The differential code bias is caused by the latencies in the hardware in satellites and mobile phones. The biases shift the measured STEC from its true value as follows:
A GNSS receiver measures the ionosphere TEC along a line of sight from a satellite using the difference in measured travel times18, t1 and t2, for the satellite signal on two different frequencies, f1 and f2, respectively. The first order of the frequencies is approximated by the TEC along the path.
where c is the speed of light and re is the classical electron radius. TEC values can be up to 200 TECU. The noise of the phone data has a standard deviation of 70 TECU and is 30 times larger than the noise for traditional monitoring stations. Carrier-phase smoothing19 would ordinarily reduce the noise further (to 0.2 TECU (ref. 20)) but carrier-phase measurements are often unreliable on phones. Figure 2 compares the TEC measured by a particular monitoring station with the measurements from 1,011 nearby phones. They agree with the station measurements when averaged despite the larger noise in individual phones.
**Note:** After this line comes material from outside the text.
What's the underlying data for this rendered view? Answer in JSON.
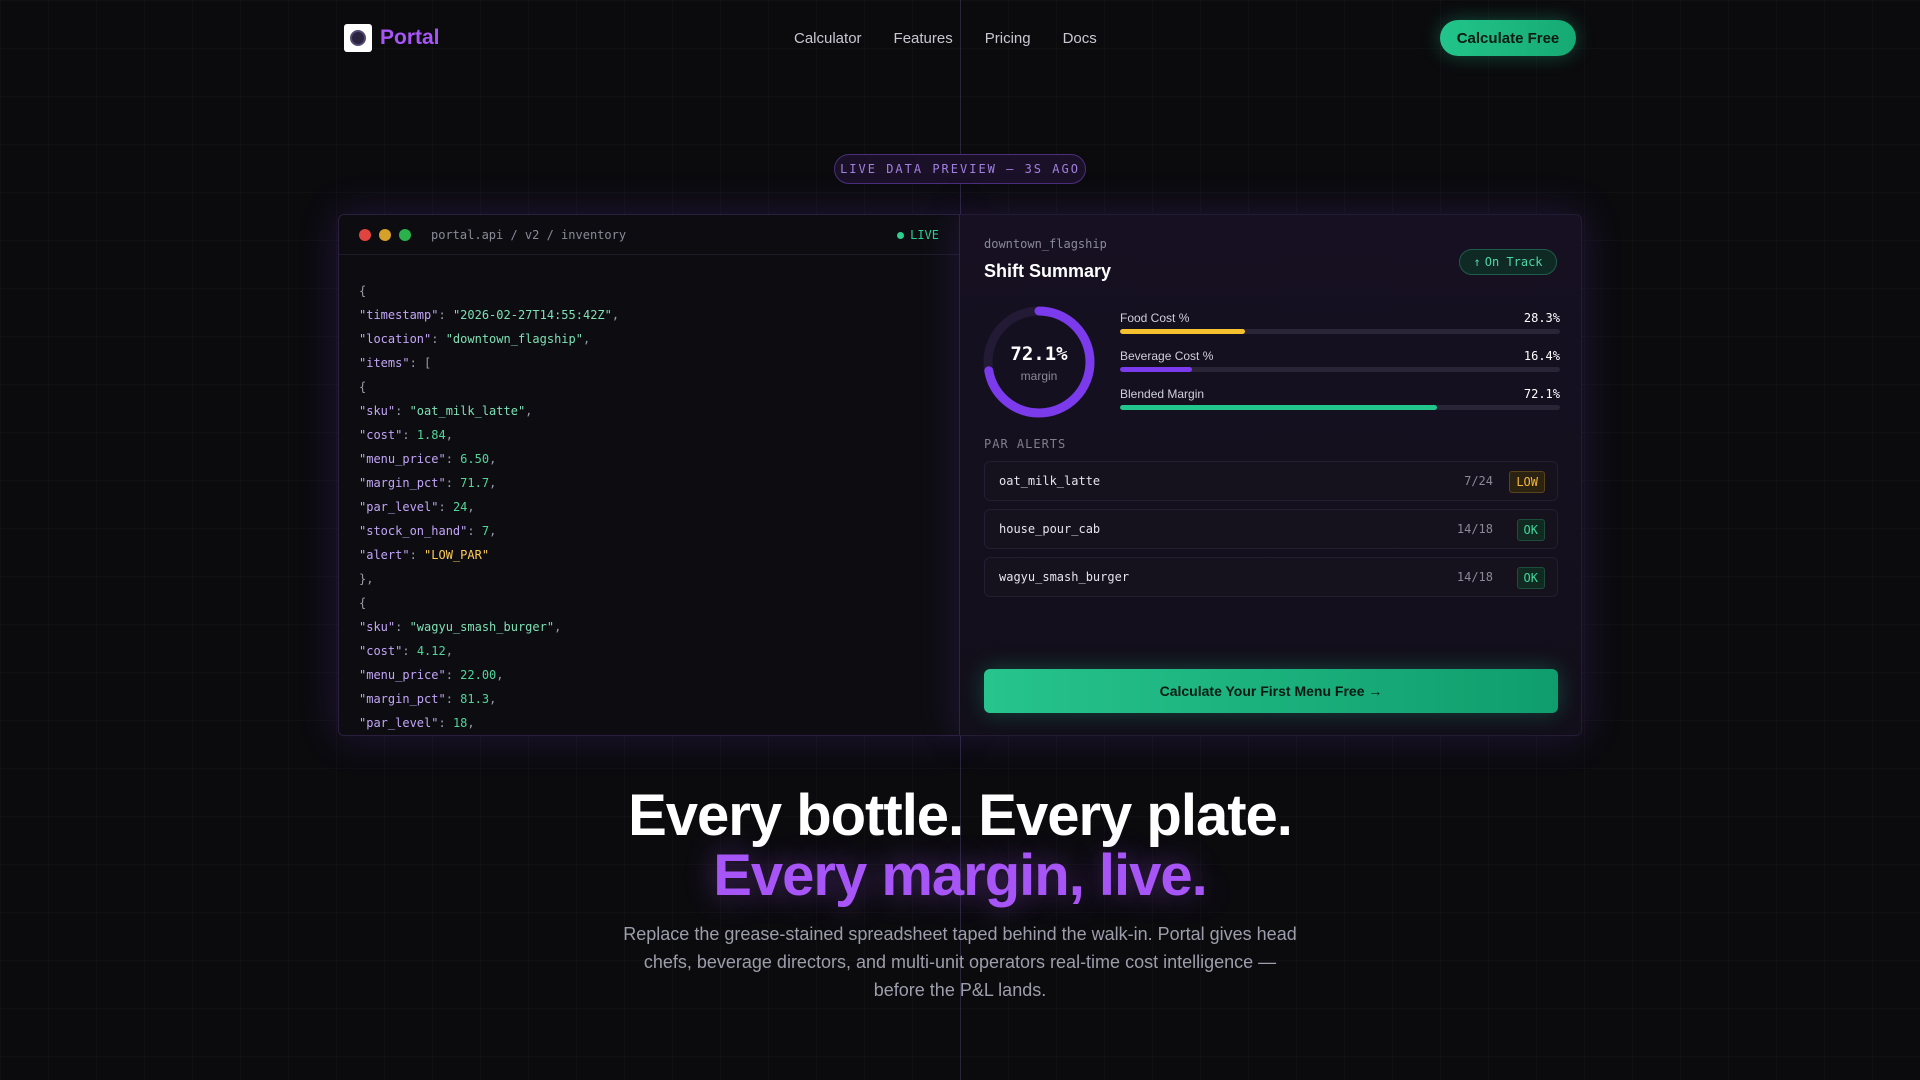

Scientists used to think of phones as end users of navigation services. Flipping this on its head to use phone measurements as input data is “new territory”, he says. “This paper marks an exciting shift.”
Google maps Earth’s ionosphere and improve GPS: An analysis of a new NASA experiment with the Madrigal Database in South America
Coster, who works on the Madrigal Database, says that for science to really benefit, they need to be able to access data from thousands of ground stations. A spokesperson for Google told Nature’s news team that the data behind the study will be released alongside the paper, but there are currently no plans to provide fresh data in real time.
Williams says that efforts are already under way to use this technique to improve location accuracy for Android users. The data should be used for studies of the Earth’s upper atmosphere. The map shows bubbles in ionized gas over South America that hadn’t previously been seen.
Anyone with an Android phone — and who allows Google to collect sensor data to improve location accuracy — was eligible to contribute to the study. The data was aggregated, so that individual devices are not identifiable, says the firm.
The Google team succeeded in part thanks to the volume of data obtained. The noise averages out and you still get a clear signal when combined in large numbers. There are monitoring stations for phones in every city.
When charged particles from the Sun can boost electron density, the world would be a lot smaller if the corrections were not there. The use of ground-based receiver stations to make these maps are rare in many parts of the world.
Radio signals travelling to Earth are slowed down when the air is partly ionized. This can affect the nanosecond-precision timing that satellite navigation devices use to pinpoint their locations, with potentially serious impacts on aeroplane landings and autonomous vehicles.
Source: Google uses millions of phones to map Earth’s ionosphere and improve GPS
Anthea Coster: Physics at the Massachusetts Institute of Technology (MIT), New York, March 1905 – April 11, 2015 – Summary and Update
An thea Coster is a physicist at the Massachusetts Institute of Technology in Cambridge. It fills in the map in areas where we need more information.